The hackers were political activists who wanted to draw attention to the weakness of industrial control systems, the alert said. To find their targets, the hackers searched the Web using a system known as Shodan, the FBI alert said.

FBI officials said that the hackers did not damage or steal anything during the attack.

Produced by the Richmond-based Tridium, Niagara’s 4 million lines of software code enable employees to control devices and systems from afar, using a mouse and the Web. At least 11 million devices and machines in 52 countries are controlled by Niagara, company officials said.

The air conditioning firm that was targeted, which was not identified in the FBI alert, used Niagara in its own operations. It also installed the software for customers, including banks. It configured its Niagara system to have a “guest user” account with little security. The hackers took advantage of that account, using it as a “back door” into the system, according to the alert.

The intrusions underscore the growing threat to the Internet-connected computer systems that run the world’s critical infrastructure, including power grids, water systems, manufacturing, transportation and other operations.

In October, Defense Secretary Leon E. Panetta said other recent attacks “mark a significant escalation of the cyberthreat and they have renewed concerns about still more destructive scenarios that could unfold.”

The FBI alert about Tridium was issued two weeks after a Washington Post investigation found that the Niagara system had vulnerabilities that made it susceptible to “trivial and reliable” attacks,” according to a security researcher who found them.
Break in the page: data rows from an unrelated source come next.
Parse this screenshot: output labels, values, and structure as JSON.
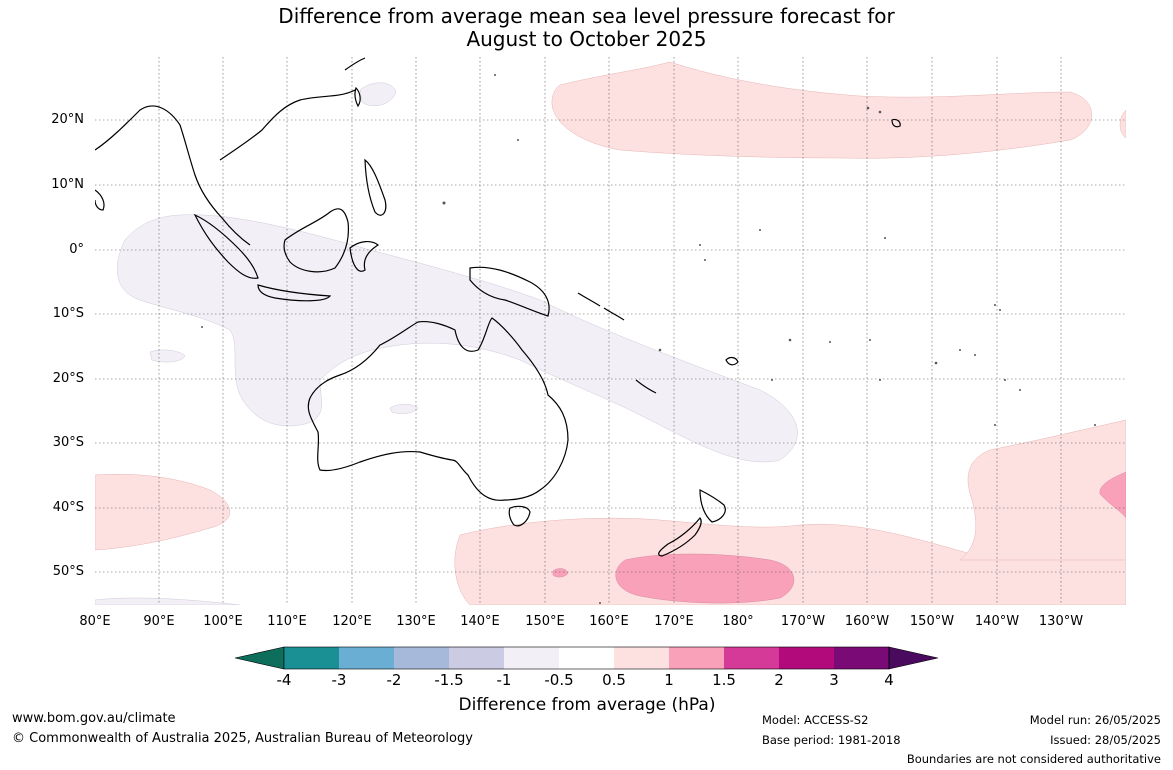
{
  "title": {
    "line1": "Difference from average mean sea level pressure forecast for",
    "line2": "August to October 2025"
  },
  "lat_labels": [
    "20°N",
    "10°N",
    "0°",
    "10°S",
    "20°S",
    "30°S",
    "40°S",
    "50°S"
  ],
  "lon_labels": [
    "80°E",
    "90°E",
    "100°E",
    "110°E",
    "120°E",
    "130°E",
    "140°E",
    "150°E",
    "160°E",
    "170°E",
    "180°",
    "170°W",
    "160°W",
    "150°W",
    "140°W",
    "130°W"
  ],
  "legend": {
    "title": "Difference from average (hPa)",
    "ticks": [
      "-4",
      "-3",
      "-2",
      "-1.5",
      "-1",
      "-0.5",
      "0.5",
      "1",
      "1.5",
      "2",
      "3",
      "4"
    ],
    "colors": [
      "#0e6e5c",
      "#1a9094",
      "#6aaed3",
      "#a7b9db",
      "#cbcbe3",
      "#f3eff6",
      "#ffffff",
      "#fde0e0",
      "#f8a1b8",
      "#d63a98",
      "#b20a7b",
      "#7a0a76",
      "#4a0a5e"
    ]
  },
  "regions": [
    {
      "name": "negative-anomaly-region",
      "level": "-0.5 to -1 hPa",
      "color": "#f3eff6"
    },
    {
      "name": "positive-anomaly-region",
      "level": "0.5 to 1 hPa",
      "color": "#fde0e0"
    },
    {
      "name": "strong-positive-anomaly-region",
      "level": "1 to 1.5 hPa",
      "color": "#f8a1b8"
    }
  ],
  "footer": {
    "url": "www.bom.gov.au/climate",
    "copyright": "© Commonwealth of Australia 2025, Australian Bureau of Meteorology",
    "model": "Model: ACCESS-S2",
    "base_period": "Base period: 1981-2018",
    "model_run": "Model run: 26/05/2025",
    "issued": "Issued: 28/05/2025",
    "disclaimer": "Boundaries are not considered authoritative"
  }
}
One day after the Post story, the Department of Homeland Security issued a cyber-alert that said Niagara users should immediately prohibit guest users, bolster passwords, cut off direct access to the Internet and take other steps to prevent hackers from exploiting configuration and software flaws.

Tridium issued two alerts, along with software fixes that make the system more secure. They also warned customers about the need to configure guest user accounts properly.